Worth it to whom? Certainly not to the children.
The sanctions ended only when the U.S. coalition invaded Iraq and deposed Saddam. Which might have been the best rationale for the war, because sanctions hadn’t in the least affected Saddam’s stonewalling. Read everything Claudia Rosett wrote on the subject to understand how Oil for Food ended up filling the pockets of French, German, and Russian middlemen and government agents, not to mention U.N. officials, and to understand how their creepy greed affected their political choices.
But shades of Iraq, the EU’s new round of sanctions based on limiting the financing of sales of exports to and from Iran, includes “exceptions for those involving humanitarian aid, food and medicine purchases and provisions for legitimate trade.”
As long as Iran sells oil — which it still does under waivers to Turkey, India, Malaysia, and China, among others — the price of chicken doesn’t matter. Scientists are still paid, and there are still companies and operators willing to sell equipment to the regime. Sweden opposes the new EU sanctions — could it be because of the Ericsson telecom deal that would provide the mullahs with more up-to-date technology to track the opposition through their cell phones?

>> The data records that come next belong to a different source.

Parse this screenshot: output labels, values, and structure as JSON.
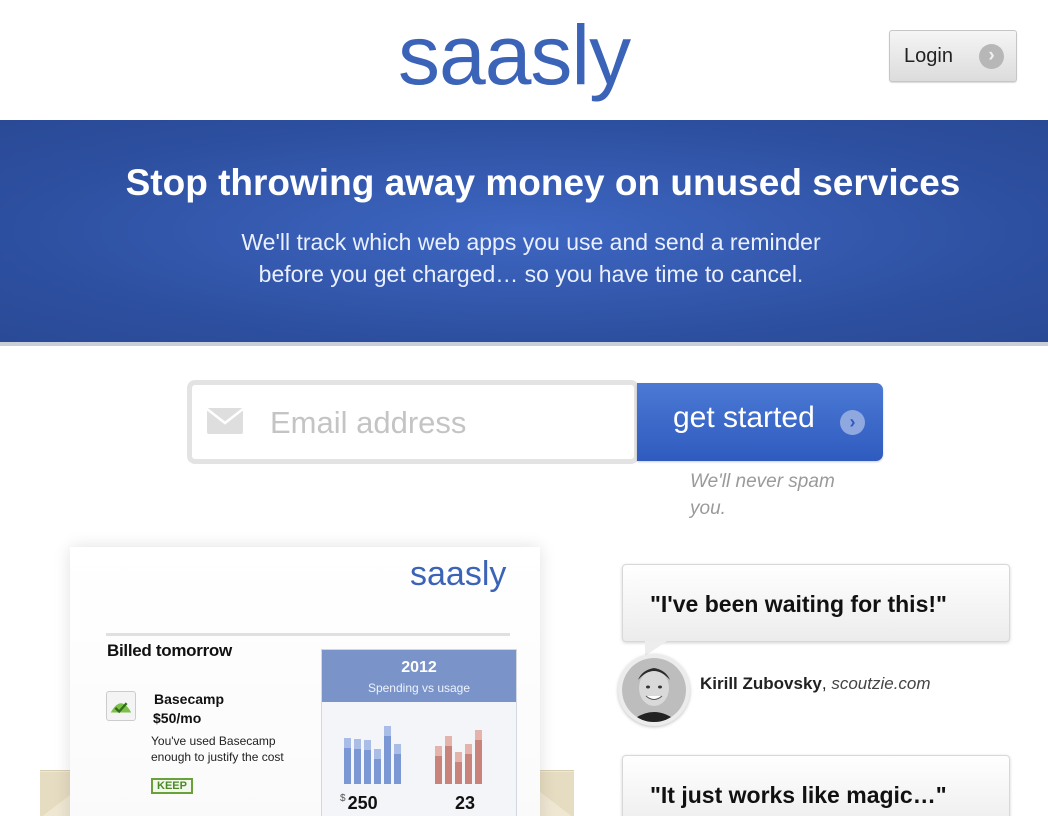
{
  "header": {
    "logo": "saasly",
    "login_label": "Login"
  },
  "hero": {
    "title": "Stop throwing away money on unused services",
    "subtitle_line1": "We'll track which web apps you use and send a reminder",
    "subtitle_line2": "before you get charged… so you have time to cancel."
  },
  "signup": {
    "email_placeholder": "Email address",
    "cta_label": "get started",
    "spam_note": "We'll never spam you."
  },
  "email_preview": {
    "logo": "saasly",
    "heading": "Billed tomorrow",
    "app_name": "Basecamp",
    "app_price": "$50/mo",
    "app_desc": "You've used Basecamp enough to justify the cost",
    "keep_label": "KEEP",
    "stats_year": "2012",
    "stats_label": "Spending vs usage",
    "spend_currency": "$",
    "spend_value": "250",
    "usage_value": "23",
    "spending_bars": [
      0.72,
      0.7,
      0.68,
      0.55,
      0.9,
      0.62
    ],
    "usage_bars": [
      0.6,
      0.75,
      0.5,
      0.62,
      0.85
    ]
  },
  "testimonials": [
    {
      "quote": "\"I've been waiting for this!\"",
      "name": "Kirill Zubovsky",
      "site": "scoutzie.com"
    },
    {
      "quote": "\"It just works like magic…\""
    }
  ],
  "colors": {
    "brand_blue": "#3b63b8",
    "hero_blue": "#2d4f9f",
    "keep_green": "#6aa13b"
  }
}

The idea that sanctions need to be “tightened” to prevent the sale of oil needs examination. Aside from the subversion factor — which appears to be present in just about every case — China’s relationship with Iran is driven in part by China’s interest in muting Iranian support for the Muslim Uighurs of China’s western provinces. It is driven as well by China’s desire to assert itself against the U.S., which also explains its unwillingness to impose sanctions on Syria. China imports more than 55 percent of its oil, a figure that has increased in the past year. Its agreement to stop buying Iranian oil was obtained because the waiver was in the offing. There is no guarantee — and evidence to the contrary — that if the U.S. said, “No more waivers; no more oil imports,” China could abandon even the pretense of agreement.
While China and Russia have agreed to support a U.S.-backed resolution demanding that Iran stop activities that could be used to make nuclear arms, it contains no enforcement mechanism. And it raises the question of other Chinese military activity in Iran, including the sale of missile technology and assistance to North Korea in shipping weapons to Iran.
Sanctions may have a role to play in slowing Iran’s march to nuclear capability, but the history of their application does not lend itself to optimism as to the international community’s ability to change or constrain a dictatorship’s behavior. The optimism lies largely in the belief that the next round, a bigger round, a better round, a tighter round will be the round that works.
In the real world, where greed and national interest (Iran’s and others’) rule, it would be wise to gather as much information as possible, support the opposition as much as possible, and never take any option, overt or covert, off the table.